Page 47 of Simon Says… Hide

“You are the only one I know who smiles at the gloomy gray.”

“Lots of reasons to smile at the Vancouver sky.”

“Maybe, but it’s usually not chilly weather that people smile about.”

“Who said I’m smiling about that now either?”

He didn’t have an answer for that.

At the hospital, she walked in and talked to the receptionist, got a room number, and headed to the stairs.

“We might see the parents here,” he said.

“I highly doubt the parents left,” she said. And, sure enough, as she shoved her hands into her pockets to walk down the last little bit of the hallway, she shut down on the inside as she prepared to see the little boy. The father stood outside, rubbing his exhausted face. At least she assumed that was his father.

When he looked up and saw them, he frowned immediately.

She reached out a hand and identified herself. “I’m the one who found your son last night.”

Immediately the thundercloud in his face cleared, and he threw his arms around her and hugged her tight. “Thank you, thank you,” he whispered brokenly. “Oh my God, we are so grateful to have him back.”

She gently disentangled herself. “How is he doing?”

He shook his head. “The doctors don’t know. He keeps screaming, so they have him lightly sedated,” he said. “He is a little bit awake, but he drifts off to sleep really fast. It’s funny but not funny in a way. It’s just, whenever he is fully awake, he screams again.”

“I’m sorry,” she said. “I do have some questions to ask of you.”

His shoulders shrugged, and he nodded slowly. “Of course,” he said, “the trouble is, I wish you could answer my questions. Like what was he doing on that street corner?” He raised his hands in disgust. “Anybody could have got him there.”

She stopped, gave herself a headshake.Maybe that was the point.But that was another whole discussion she wanted to sort out in her head. Because this ugly impression was going on in her mind, she didn’t quite understand it. “I need to ask you, did you recognize the clothing he was in?”

“Yes, of course. Although the big sweater wrapped around him wasn’t his.”

“And did the police come and take away all the clothing?”

He nodded. “They said they needed it to check over for forensic evidence.”

“And I presume they checked him over too?”

He winced. “They went over his body, with a fine-tooth comb, magnifying glass, and tweezers. That was absolutely degrading.”

She reached out a hand, gripped his with hers, and said, “But remember. It’s important. If we find just one hair,… we might find the person who did this.”

He closed his eyes and nodded. “But investigators do that to a dead body, not to my little son,” he said, tearing up. He sat down on the bench outside the room, outside the window in the door, and motioned at Kate. “My wife is inside.” He sobbed and just curled up and cried.

Leaving him alone, she rapped lightly, then she stepped inside.

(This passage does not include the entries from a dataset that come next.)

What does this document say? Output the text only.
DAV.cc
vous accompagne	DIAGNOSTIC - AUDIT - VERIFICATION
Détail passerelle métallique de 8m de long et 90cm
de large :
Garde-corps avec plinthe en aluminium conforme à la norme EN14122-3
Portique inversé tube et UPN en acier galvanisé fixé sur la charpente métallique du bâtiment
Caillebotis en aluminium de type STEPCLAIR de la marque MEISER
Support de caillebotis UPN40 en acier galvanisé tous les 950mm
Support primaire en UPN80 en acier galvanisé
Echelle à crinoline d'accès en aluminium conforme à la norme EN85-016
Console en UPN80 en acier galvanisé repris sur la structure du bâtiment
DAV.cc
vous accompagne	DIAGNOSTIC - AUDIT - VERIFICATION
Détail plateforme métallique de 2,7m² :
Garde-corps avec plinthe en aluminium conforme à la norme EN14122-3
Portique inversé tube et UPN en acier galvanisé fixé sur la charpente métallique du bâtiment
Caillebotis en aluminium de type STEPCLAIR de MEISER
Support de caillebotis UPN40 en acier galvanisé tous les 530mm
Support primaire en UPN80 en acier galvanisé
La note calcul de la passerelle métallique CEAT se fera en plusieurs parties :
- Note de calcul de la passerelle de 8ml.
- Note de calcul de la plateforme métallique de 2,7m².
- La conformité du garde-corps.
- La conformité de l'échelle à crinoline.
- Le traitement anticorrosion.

A woman stood, looked over at her. And Kate explained again who she was. The mother began to cry gently. “Thank you for finding him,” she whispered. “We’ve been just so lost.”

Kate walked closer and looked down at the little boy. He was sleeping lightly. She reached out a hand and gently stroked a curl off his temple.

“They didn’t seem to have hurt him,” his mother said anxiously, “but we haven’t had a full report from the doctor.”

Kate looked at her. “He was quite bloody when I brought him in,” she said. “I don’t know the extent or what damage was caused or even if it was his blood that he was covered in.” She wished to God it wasn’t, but she highly suspected that the sexual assault she already had confirmed had been a large part of it.

“And then there is, you know, that other part that they did to him,” the mother said, motioning at her son’s lower body, “but he could just forget about that.”

Kate stared at her, wondering how that was even possible. She hoped, for the little boy’s sake, that he could grow up and forget about what had been done to him. But she highly doubted he would walk away from it as quickly and as calmly as the mother thought.

Just then, the little boy’s eyes opened; he looked at his mom and frowned a little bit. Started to whimper. She reached over to him immediately, calming him down—or trying to. “It’s okay, baby. It’s okay. Mum is here.”